What is the role of a CEO in an emerging company? What should they prioritize during the first couple of years? The answers vary depending on the nature of the business, the stage of product development, and the funding situation.
In my view, the CEO's main priority is to drive the product and its roadmap on a strict timeline. A live product is the best learning tool for a CEO (and everyone else). You can't afford to let timelines slip; doing so risks losing momentum both internally and externally, potentially leading to missed funding opportunities and talent loss. Even if you haven't considered all edge cases or feel your product isn't perfect, it doesn't matter. Just ship it. If you're nearing the crucial "product-market fit" phase, you want to know as soon as possible.
Many founders, myself included, spend most of their time selling the vision to potential investors and (too many) partners— if the business requires onboarding supply partners, for instance.
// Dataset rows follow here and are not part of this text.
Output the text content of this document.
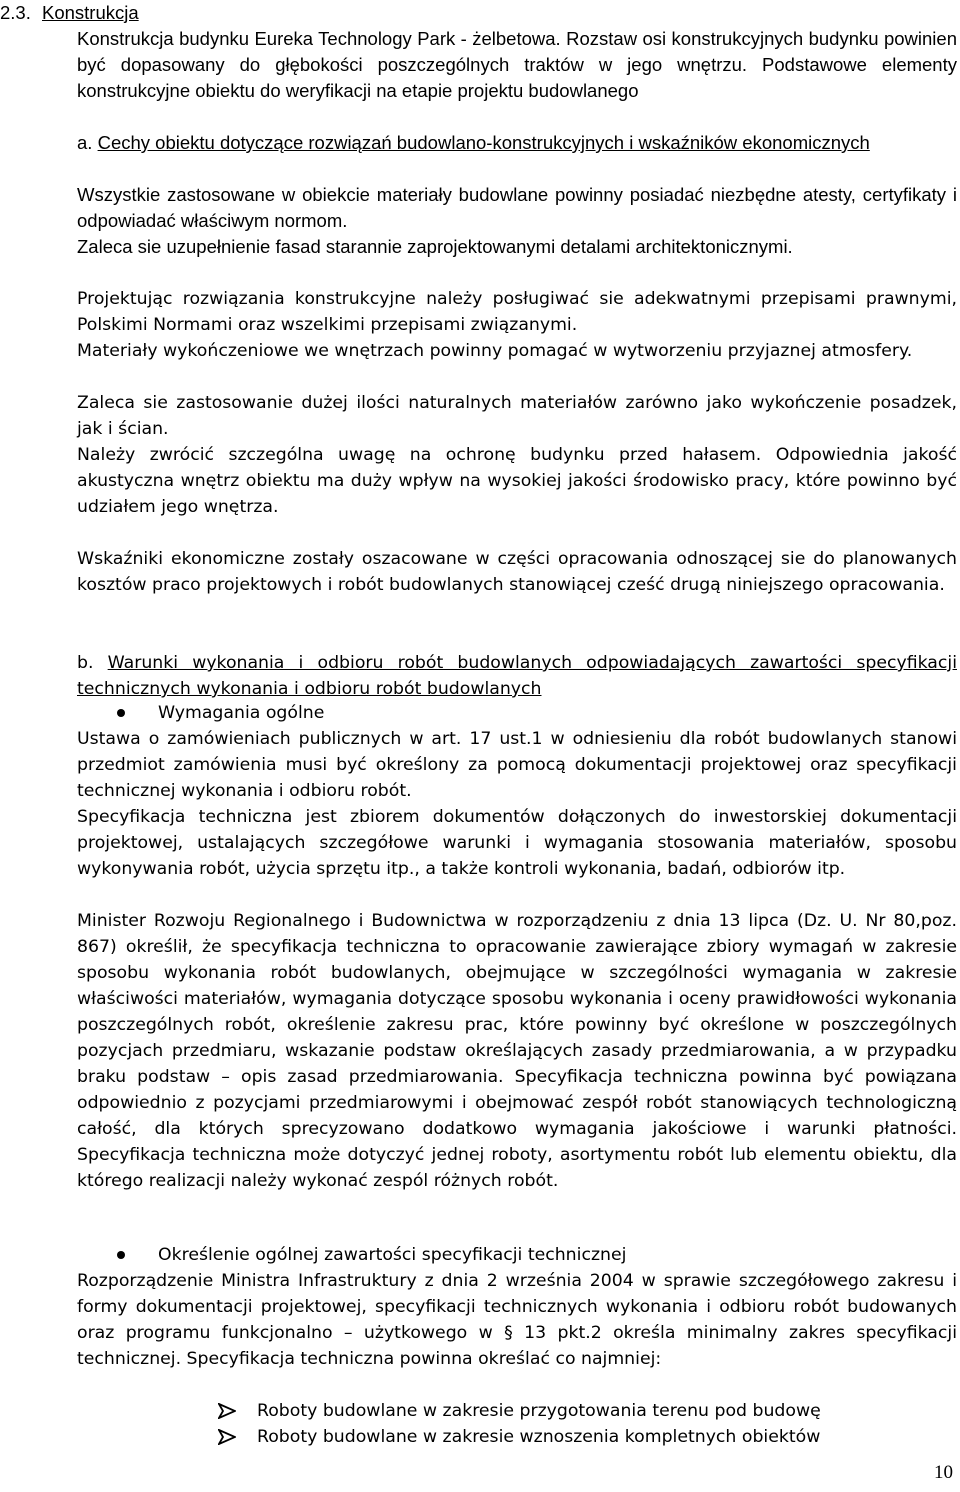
2.3. Konstrukcja

Konstrukcja budynku Eureka Technology Park - żelbetowa. Rozstaw osi konstrukcyjnych budynku powinien być dopasowany do głębokości poszczególnych traktów w jego wnętrzu. Podstawowe elementy konstrukcyjne obiektu do weryfikacji na etapie projektu budowlanego

a. Cechy obiektu dotyczące rozwiązań budowlano-konstrukcyjnych i wskaźników ekonomicznych

Wszystkie zastosowane w obiekcie materiały budowlane powinny posiadać niezbędne atesty, certyfikaty i odpowiadać właściwym normom.

Zaleca sie uzupełnienie fasad starannie zaprojektowanymi detalami architektonicznymi.

Projektując rozwiązania konstrukcyjne należy posługiwać sie adekwatnymi przepisami prawnymi, Polskimi Normami oraz wszelkimi przepisami związanymi.

Materiały wykończeniowe we wnętrzach powinny pomagać w wytworzeniu przyjaznej atmosfery.

Zaleca sie zastosowanie dużej ilości naturalnych materiałów zarówno jako wykończenie posadzek, jak i ścian.

Należy zwrócić szczególna uwagę na ochronę budynku przed hałasem. Odpowiednia jakość akustyczna wnętrz obiektu ma duży wpływ na wysokiej jakości środowisko pracy, które powinno być udziałem jego wnętrza.

Wskaźniki ekonomiczne zostały oszacowane w części opracowania odnoszącej sie do planowanych kosztów praco projektowych i robót budowlanych stanowiącej cześć drugą niniejszego opracowania.

b. Warunki wykonania i odbioru robót budowlanych odpowiadających zawartości specyfikacji technicznych wykonania i odbioru robót budowlanych

Wymagania ogólne

Ustawa o zamówieniach publicznych w art. 17 ust.1 w odniesieniu dla robót budowlanych stanowi przedmiot zamówienia musi być określony za pomocą dokumentacji projektowej oraz specyfikacji technicznej wykonania i odbioru robót.

Specyfikacja techniczna jest zbiorem dokumentów dołączonych do inwestorskiej dokumentacji projektowej, ustalających szczegółowe warunki i wymagania stosowania materiałów, sposobu wykonywania robót, użycia sprzętu itp., a także kontroli wykonania, badań, odbiorów itp.

Minister Rozwoju Regionalnego i Budownictwa w rozporządzeniu z dnia 13 lipca (Dz. U. Nr 80,poz. 867) określił, że specyfikacja techniczna to opracowanie zawierające zbiory wymagań w zakresie sposobu wykonania robót budowlanych, obejmujące w szczególności wymagania w zakresie właściwości materiałów, wymagania dotyczące sposobu wykonania i oceny prawidłowości wykonania poszczególnych robót, określenie zakresu prac, które powinny być określone w poszczególnych pozycjach przedmiaru, wskazanie podstaw określających zasady przedmiarowania, a w przypadku braku podstaw – opis zasad przedmiarowania. Specyfikacja techniczna powinna być powiązana odpowiednio z pozycjami przedmiarowymi i obejmować zespół robót stanowiących technologiczną całość, dla których sprecyzowano dodatkowo wymagania jakościowe i warunki płatności. Specyfikacja techniczna może dotyczyć jednej roboty, asortymentu robót lub elementu obiektu, dla którego realizacji należy wykonać zespól różnych robót.

Określenie ogólnej zawartości specyfikacji technicznej

Rozporządzenie Ministra Infrastruktury z dnia 2 września 2004 w sprawie szczegółowego zakresu i formy dokumentacji projektowej, specyfikacji technicznych wykonania i odbioru robót budowanych oraz programu funkcjonalno – użytkowego w § 13 pkt.2 określa minimalny zakres specyfikacji technicznej. Specyfikacja techniczna powinna określać co najmniej:

Roboty budowlane w zakresie przygotowania terenu pod budowę
Roboty budowlane w zakresie wznoszenia kompletnych obiektów
10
The problem? This distracts from getting the first iteration of your product to real customers. Once you're live, then you can shift focus to selling and brand building.
Another priority should be establishing the foundations for an efficient organization early on. Efficiency comes from three factors: transparency, focus, and accountability. Work on these from day one to minimize chaos when it's time to scale. Some might argue it's too soon to set up proper tools, processes, and methodologies and force their use within your team—that it's better to wait. But trust me, addressing these issues sooner rather than later will do you a big favor.
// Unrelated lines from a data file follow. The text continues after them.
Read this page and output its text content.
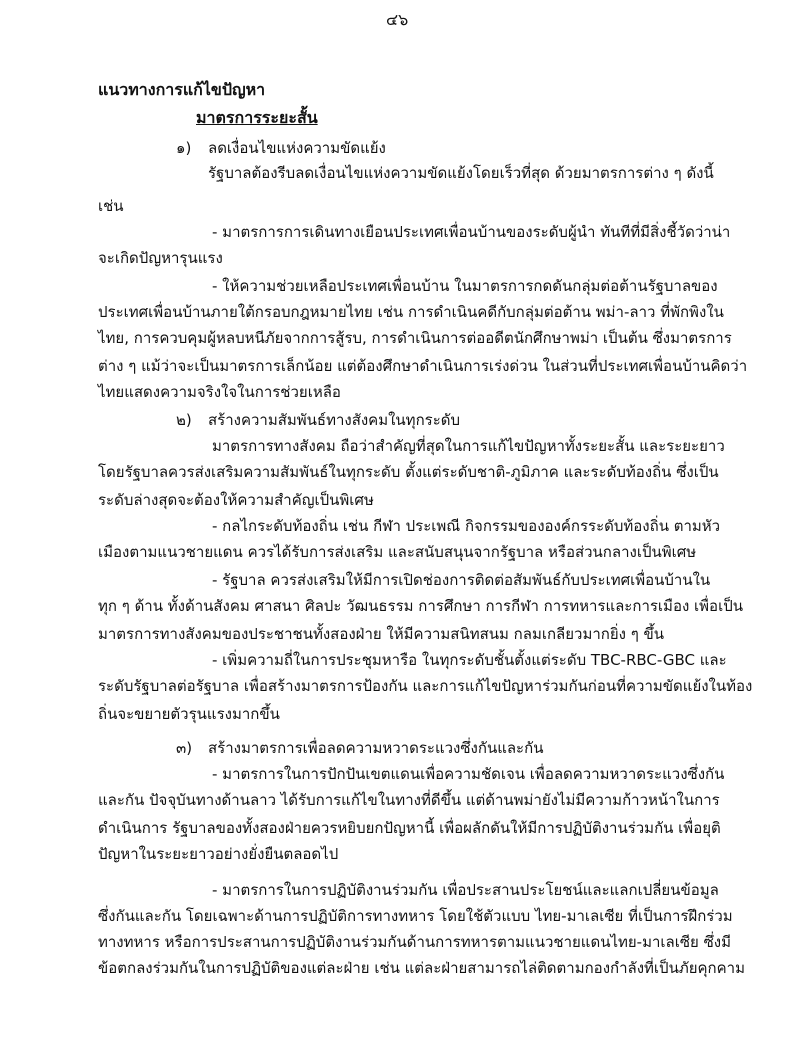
๔๖
แนวทางการแก้ไขปัญหา
มาตรการระยะสั้น
๑) ลดเงื่อนไขแห่งความขัดแย้ง
รัฐบาลต้องรีบลดเงื่อนไขแห่งความขัดแย้งโดยเร็วที่สุด ด้วยมาตรการต่าง ๆ ดังนี้
เช่น
- มาตรการการเดินทางเยือนประเทศเพื่อนบ้านของระดับผู้นำ ทันทีที่มีสิ่งชี้วัดว่าน่า
จะเกิดปัญหารุนแรง
- ให้ความช่วยเหลือประเทศเพื่อนบ้าน ในมาตรการกดดันกลุ่มต่อต้านรัฐบาลของ
ประเทศเพื่อนบ้านภายใต้กรอบกฎหมายไทย เช่น การดำเนินคดีกับกลุ่มต่อต้าน พม่า-ลาว ที่พักพิงใน
ไทย, การควบคุมผู้หลบหนีภัยจากการสู้รบ, การดำเนินการต่ออดีตนักศึกษาพม่า เป็นต้น ซึ่งมาตรการ
ต่าง ๆ แม้ว่าจะเป็นมาตรการเล็กน้อย แต่ต้องศึกษาดำเนินการเร่งด่วน ในส่วนที่ประเทศเพื่อนบ้านคิดว่า
ไทยแสดงความจริงใจในการช่วยเหลือ
๒) สร้างความสัมพันธ์ทางสังคมในทุกระดับ
มาตรการทางสังคม ถือว่าสำคัญที่สุดในการแก้ไขปัญหาทั้งระยะสั้น และระยะยาว
โดยรัฐบาลควรส่งเสริมความสัมพันธ์ในทุกระดับ ตั้งแต่ระดับชาติ-ภูมิภาค และระดับท้องถิ่น ซึ่งเป็น
ระดับล่างสุดจะต้องให้ความสำคัญเป็นพิเศษ
- กลไกระดับท้องถิ่น เช่น กีฬา ประเพณี กิจกรรมขององค์กรระดับท้องถิ่น ตามหัว
เมืองตามแนวชายแดน ควรได้รับการส่งเสริม และสนับสนุนจากรัฐบาล หรือส่วนกลางเป็นพิเศษ
- รัฐบาล ควรส่งเสริมให้มีการเปิดช่องการติดต่อสัมพันธ์กับประเทศเพื่อนบ้านใน
ทุก ๆ ด้าน ทั้งด้านสังคม ศาสนา ศิลปะ วัฒนธรรม การศึกษา การกีฬา การทหารและการเมือง เพื่อเป็น
มาตรการทางสังคมของประชาชนทั้งสองฝ่าย ให้มีความสนิทสนม กลมเกลียวมากยิ่ง ๆ ขึ้น
- เพิ่มความถี่ในการประชุมหารือ ในทุกระดับชั้นตั้งแต่ระดับ TBC-RBC-GBC และ
ระดับรัฐบาลต่อรัฐบาล เพื่อสร้างมาตรการป้องกัน และการแก้ไขปัญหาร่วมกันก่อนที่ความขัดแย้งในท้อง
ถิ่นจะขยายตัวรุนแรงมากขึ้น
๓) สร้างมาตรการเพื่อลดความหวาดระแวงซึ่งกันและกัน
- มาตรการในการปักปันเขตแดนเพื่อความชัดเจน เพื่อลดความหวาดระแวงซึ่งกัน
และกัน ปัจจุบันทางด้านลาว ได้รับการแก้ไขในทางที่ดีขึ้น แต่ด้านพม่ายังไม่มีความก้าวหน้าในการ
ดำเนินการ รัฐบาลของทั้งสองฝ่ายควรหยิบยกปัญหานี้ เพื่อผลักดันให้มีการปฏิบัติงานร่วมกัน เพื่อยุติ
ปัญหาในระยะยาวอย่างยั่งยืนตลอดไป
- มาตรการในการปฏิบัติงานร่วมกัน เพื่อประสานประโยชน์และแลกเปลี่ยนข้อมูล
ซึ่งกันและกัน โดยเฉพาะด้านการปฏิบัติการทางทหาร โดยใช้ตัวแบบ ไทย-มาเลเซีย ที่เป็นการฝึกร่วม
ทางทหาร หรือการประสานการปฏิบัติงานร่วมกันด้านการทหารตามแนวชายแดนไทย-มาเลเซีย ซึ่งมี
ข้อตกลงร่วมกันในการปฏิบัติของแต่ละฝ่าย เช่น แต่ละฝ่ายสามารถไล่ติดตามกองกำลังที่เป็นภัยคุกคาม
Out of fear of not having the right skills, I gave away ownership of the product during both phases of the company's history. This was a mistake, particularly during Phase 1. I could and should have been in charge of the product at that time. Doing so would have prevented us from investing too much of our limited funding and time into designing a perfect, yet overly ambitious, digital experience. As a result, we were unable to go live and collect the necessary data to attract more potential investors, and we lost the momentum we had gained with airlines and the travel trade press.
Looking back, I'm convinced that a live product with initial positive engagement metrics would have enabled us to receive several term sheets from different investors. This would have given us options when we hit a wall with our only committed lead investor in 2017.
One thing I did right, however, was implementing a methodology early on for setting and monitoring key objectives, as well as centralizing the resulting knowledge. I also meticulously documented all our activities, meetings, and agreements with investors, airlines, and potential and confirmed (pilot) customers. Though some team members saw this as unnecessary and distracting, establishing that structure and discipline early proved crucial. Without it, I wouldn't have been able to manage the acquisition process single-handedly in 2021.
Takeaway #8
During the first few years, it's essential to get your hands dirty by delving into the nitty-gritty of your product and taking ownership of the product roadmap. Spend the remainder of your time building the foundations for growth and the discipline that comes with it.